トランスジェンダー男性が明かす「生理」と共に生きるということ

トランスジェンダー男性が明かす「生理」と共に生きるということ (cosmopolitan.com)

性自認は男性なのに、体が“女性”であることを強いてくるという苦悩――。

生理によってジェンダーアイデンティティ(性自認、自分の性別についての認識や感覚)が抑圧され、長年苦しんできたある1人の男性がいます。彼の名は、ヴィック・ジュヴェールさん。

本記事では、ヴィックさんが自分らしいジェンダーアイデンティティを見つけるまでの過程や、生理を受け入れ、共に生きて行く決意を固めるまでのストーリーをお届けします。

■ショックだった初めての生理
11歳のときに、学校から帰るバスの中で初めて生理になりました。

家に着いたとき、帰宅の道中ずっと、スポンジ・ボブが描かれた男の子用のボクサーショーツから血が漏れていたことがわかりました。スポンジ・ボブは、まるでホラー映画から出てきたかのように、血まみれになりながら僕に微笑みました。

僕は、ショックで打ちのめされました。思春期というものは、何となく通り過ぎていくものだと思っていましたが、男の子のような自分であり続けることを切望していた僕は、いわば“規定外”の存在でした。世界が強制的に、僕を自分ではない何かに成長させようとしていて、他に選べる選択肢がないように感じたのです。

“ボーイッシュな女の子”でいることが許されたのは一定の年齢までで、僕と同じくトムボーイだった親友は、すでに女性であることを受け入れはじめていました。彼女は急速にさまざまなことに興味を持ち始め、男の子らしさにしがみついていた僕は傍観者となりましたが、女性であるという血まみれの現実が、僕の下着を深紅色に染めるのです。

生理用のナプキンは男の子用のボクサーショーツには正しく貼りつかないので、女の子用の下着を履かざるをえず、僕の本当のジェンダー・アイデンティティは水面下で抑圧されていきました。

■生理を“隠す”方法を学び…
僕は今も、本当のジェンダー・アイデンティティを抑圧しながら過ごした、すべての年月の棚卸しをしている最中です。

それは常に苦痛…というわけではなかったけれど、自分の感覚を失わせるものでした。世間が正しいとする概念を受け入れ、人生は誰もが乗り越えなければならない不愉快なものであり、生きることに心から満足していると言う人は皆、人間というものについて無知なだけなのだと思っていました。

惨めさと不快感は常に僕の一部だったので、それらを抱えて生きることを学びました。幼い頃から喫煙、飲酒、ドラッグといった自己破壊行為に手を出す一方で、自分の体を物理的価値のあるものではなく、“思考の器”と捉え、クリエイティブなことにも没頭しました。

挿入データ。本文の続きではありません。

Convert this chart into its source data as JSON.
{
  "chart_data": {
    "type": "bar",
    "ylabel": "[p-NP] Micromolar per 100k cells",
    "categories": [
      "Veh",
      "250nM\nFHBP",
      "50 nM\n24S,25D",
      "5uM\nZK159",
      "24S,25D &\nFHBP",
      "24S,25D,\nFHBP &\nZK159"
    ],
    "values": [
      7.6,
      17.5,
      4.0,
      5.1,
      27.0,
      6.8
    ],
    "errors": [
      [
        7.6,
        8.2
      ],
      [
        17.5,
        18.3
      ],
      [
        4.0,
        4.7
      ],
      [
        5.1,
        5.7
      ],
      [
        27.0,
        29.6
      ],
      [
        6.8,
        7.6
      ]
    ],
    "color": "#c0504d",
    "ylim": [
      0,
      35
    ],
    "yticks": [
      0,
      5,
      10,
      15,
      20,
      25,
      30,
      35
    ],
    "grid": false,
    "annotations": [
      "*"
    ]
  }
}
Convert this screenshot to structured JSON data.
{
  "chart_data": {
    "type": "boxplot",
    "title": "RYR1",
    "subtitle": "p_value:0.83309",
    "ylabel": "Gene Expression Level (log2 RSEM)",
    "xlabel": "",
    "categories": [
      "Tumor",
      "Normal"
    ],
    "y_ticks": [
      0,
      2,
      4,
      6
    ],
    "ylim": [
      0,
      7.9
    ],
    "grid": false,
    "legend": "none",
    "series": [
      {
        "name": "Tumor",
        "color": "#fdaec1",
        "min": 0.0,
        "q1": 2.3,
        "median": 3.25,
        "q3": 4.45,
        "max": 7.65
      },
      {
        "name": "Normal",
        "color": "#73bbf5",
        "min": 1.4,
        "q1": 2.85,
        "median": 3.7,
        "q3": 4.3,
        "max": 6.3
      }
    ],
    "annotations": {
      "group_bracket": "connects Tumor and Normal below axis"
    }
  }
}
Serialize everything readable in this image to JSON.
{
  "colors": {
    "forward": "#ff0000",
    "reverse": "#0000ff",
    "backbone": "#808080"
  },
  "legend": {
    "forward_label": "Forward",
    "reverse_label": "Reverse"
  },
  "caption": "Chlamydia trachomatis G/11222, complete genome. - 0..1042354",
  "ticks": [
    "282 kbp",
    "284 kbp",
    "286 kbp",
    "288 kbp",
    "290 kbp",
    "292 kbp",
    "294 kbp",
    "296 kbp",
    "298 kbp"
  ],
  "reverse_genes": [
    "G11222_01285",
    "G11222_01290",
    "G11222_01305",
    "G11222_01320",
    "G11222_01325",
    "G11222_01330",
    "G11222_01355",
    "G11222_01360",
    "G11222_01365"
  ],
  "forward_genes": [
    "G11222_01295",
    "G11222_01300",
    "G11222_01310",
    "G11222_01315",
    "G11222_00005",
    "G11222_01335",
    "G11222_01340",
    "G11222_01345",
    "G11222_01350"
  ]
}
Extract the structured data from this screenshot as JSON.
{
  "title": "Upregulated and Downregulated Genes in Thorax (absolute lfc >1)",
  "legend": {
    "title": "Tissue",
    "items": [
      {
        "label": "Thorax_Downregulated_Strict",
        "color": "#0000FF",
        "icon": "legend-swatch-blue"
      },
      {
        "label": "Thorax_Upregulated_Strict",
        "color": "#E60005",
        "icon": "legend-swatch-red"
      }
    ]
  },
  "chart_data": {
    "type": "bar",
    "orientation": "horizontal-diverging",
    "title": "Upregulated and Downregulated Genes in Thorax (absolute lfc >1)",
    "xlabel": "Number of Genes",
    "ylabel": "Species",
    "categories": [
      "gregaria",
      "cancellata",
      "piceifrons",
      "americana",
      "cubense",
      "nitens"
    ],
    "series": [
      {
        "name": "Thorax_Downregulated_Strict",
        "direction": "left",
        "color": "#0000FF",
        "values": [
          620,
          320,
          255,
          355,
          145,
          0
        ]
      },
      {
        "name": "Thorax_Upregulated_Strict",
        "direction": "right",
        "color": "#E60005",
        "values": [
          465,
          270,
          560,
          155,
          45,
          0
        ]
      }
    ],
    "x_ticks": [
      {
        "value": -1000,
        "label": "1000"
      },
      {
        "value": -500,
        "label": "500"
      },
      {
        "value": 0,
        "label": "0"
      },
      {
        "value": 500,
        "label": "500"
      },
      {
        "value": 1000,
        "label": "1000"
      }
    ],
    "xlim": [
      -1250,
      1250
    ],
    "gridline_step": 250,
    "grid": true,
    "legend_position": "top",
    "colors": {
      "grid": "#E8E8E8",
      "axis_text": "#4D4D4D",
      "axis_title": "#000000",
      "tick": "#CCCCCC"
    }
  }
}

よく本を読み、他人のストーリーに夢中になったり、男の子である主人公の自分が荒野へと逃げ出し、社会的圧力から遠く離れた場所で暮らすという、新しいストーリーを執筆したりもしました。

この間もずっと、僕にとって生理はとても恥ずかしく、感情的にも身体的にも制限を与えるものでした。また、そう感じるのと同じくらい強く、やりたいことが何もできないような気持ちに苛まれていました。

生理期間中は、理不尽さに悶えました。自分は女性なのだと思い知らされると同時に、ナプキンを交換するのが苦手だったために大量に経血が漏れる結果となってしまい、それが女性としても不適合だという証に思えました。

だから、周りから性別を判断されないよう、生理を隠す方法を学びました。生理中は黒いズボンと黒い下着を身に着けることで、漏れたかどうか誰にも気づかれずに済んだのです。洗濯をした母ですら気づきませんでした。

■カミングアウトによる変化
18歳でロンドンに渡った当時の僕は、“マッチョなレズビアン”としてカミングアウトをしました。アメリカの小さな町からやって来た僕にとって、アイデンティティをオープンにすることは、その存在すら知らなかった新しい世界の扉を開いてくれました。

友人でアクティビストのシーラ・ラヴィンドレンが、僕にLGBTQ+コミュニティ向けの相談窓口を紹介してくれて、それが自分の本当のジェンダー・アイデンティティを見つけるうえで、大いに役立ちました。

彼女は僕自身が気づく前から、僕がトランスジェンダーだとわかっていたそうで、僕が自分を表現するのに適した言葉を見つけるまで、LGBTQ+のイベントに連れて行ってくれたり、コミュニティの情報を共有し続けてくれました。

トランスジェンダー男性としてカミングアウトした直後は、生理は以前にも増して僕を不快な気分にさせました。

無視し続けてきた自分の体が、突然に子ども時代よりも気になるようになったのです。まるでベールが剥がされ、すべてが露わになったような感覚でした。僕は男で、男として存在したかったのに、体はそれに一致してくれず、生理は僕が望むジェンダーから自分がどれだけ遠くにいるかを痛感させるものでした。

生理用品を買いに行くことも、とてつもないストレスでした。シスジェンダー(性自認と生まれた時に振り分けられた体が一致している人のこと)の男として見られることに頭がいっぱいだった僕にとって、それは毎回望まぬ暴露をさせられているような気分だったのです。

■生理を“女性”のものではなく“自分”のものと捉える
医学的な性別移行をスタートし、周りの認識の目が変わり始めてからは、男になるということについて、自分の考え方も変わっていきました。

たとえ性的違和感を引き起こし、社会的に認めてもらえない部分が残っているとしても、僕は男であり、僕の体は男の体だということです。ここに辿り着くまで、知らなかったことがたくさんありました。

決して平坦な道ではありませんでしたし、今でもしばしば自分の体に対して不快に思ったり、生理によって気分が台無しにされることがあります。また、社会の偏見も簡単にはなくなりません。

それでも今の僕は、生理を“女性のもの”ではなく、“自分のもの”として捉えようとしています。これはトランスジェンダーである自分に与えられた特別なギフトなのかもしれないと。そういった意味で、今の僕は生理のある男性であることを、誇りに思っています。